Technology has come a long way, it is very possible to buy high definition video cameras that will fit in your pocket and do not use tape or discs to record. The excellent Flip camera and Kodak Zx1 are two examples. Many high quality cameras also come in little packages. Fuji, Canon, and Nikon all have great pocket size cameras with high resolution and powerful zooms.
One still camera can fill the need for most people. If you want a dedicated video camera, you can get one of each and put them in your pocket.
That’s it for me…although my wife will also want to pack her cosmetics and supplements though what she packs all fits in with my stuff in our overnight toiletries bag.
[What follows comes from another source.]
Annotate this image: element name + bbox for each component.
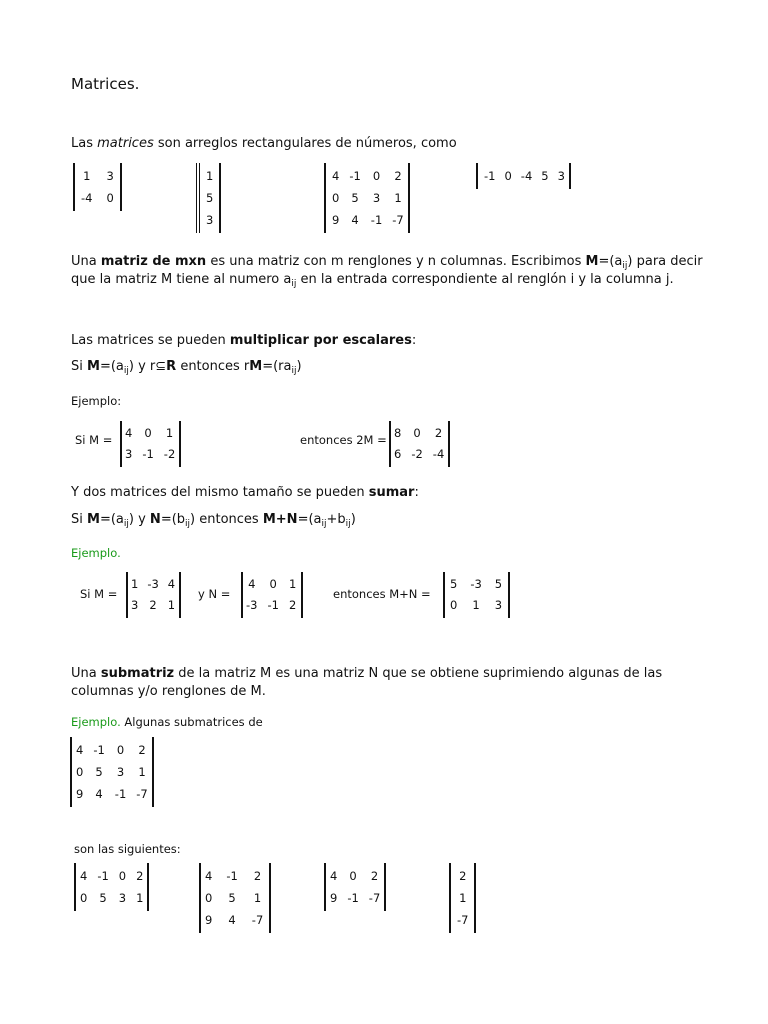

With the wheelchair, we’ll first determine if we’ll take a power chair or a manual chair. Power chair is very nice at your destination, provided it is accessible enough for a power chair, since you have more independence. We make an effort to take it but leave it at home if we have any doubts and take the manual instead.
If you do take a power chair, the biggest hassle is getting it on the plane and off the plane at your destination but that’s another story…what we’re concerned with today is that you’ll also need to take a charger for the batteries.
Realize that medical equipment doesn’t count against your weight limit for luggage and doesn’t get charged a fee in the United States and EU countries.
Before you go, check to make sure your charger will work with the electric outlets at your destination. Voltages and outlet designs vary greatly across the globe…don’t assume that you can use a cheap voltage converter either. Call the manufacturer…I did and found out our charger wouldn’t work in Europe and  the cheap outlet/voltage converter we had might actually kill the charger.
Think of any bathrooming equipment you’ll need to take along. Are the smaller versions available…more portable versions? Are there other ways you can take care of those needs without bringing the equipment? Can the hotel provide some of this equipment (like a bath chair) or can you rent cheaply when you get there?
Don’t worry too much that you’ll forget something. You’ll find stores at your destination to fill those needs. Pharmacies for any medicines or sunscreen that you need; thrift stores or discount stores if you need a particular piece of clothing; electronics stores for batteries or converters…there’s not too much that you can’t find while on travel.

Finally, souvenirs...if we can't fit them in luggage we'll do one of two things. Rethink the we really need it? Where will we put it? Is it worth the hassle? The other option is to ship it back home. Most places have businesses such as Kinko's or the UPS Store that will do this for you at a nominal fee.
So, as Mr. Steves would say…go over these items. Pack as little as possible…then go back and take out what you really don’t need.  No one ever says “gee, I wish I’d packed more.”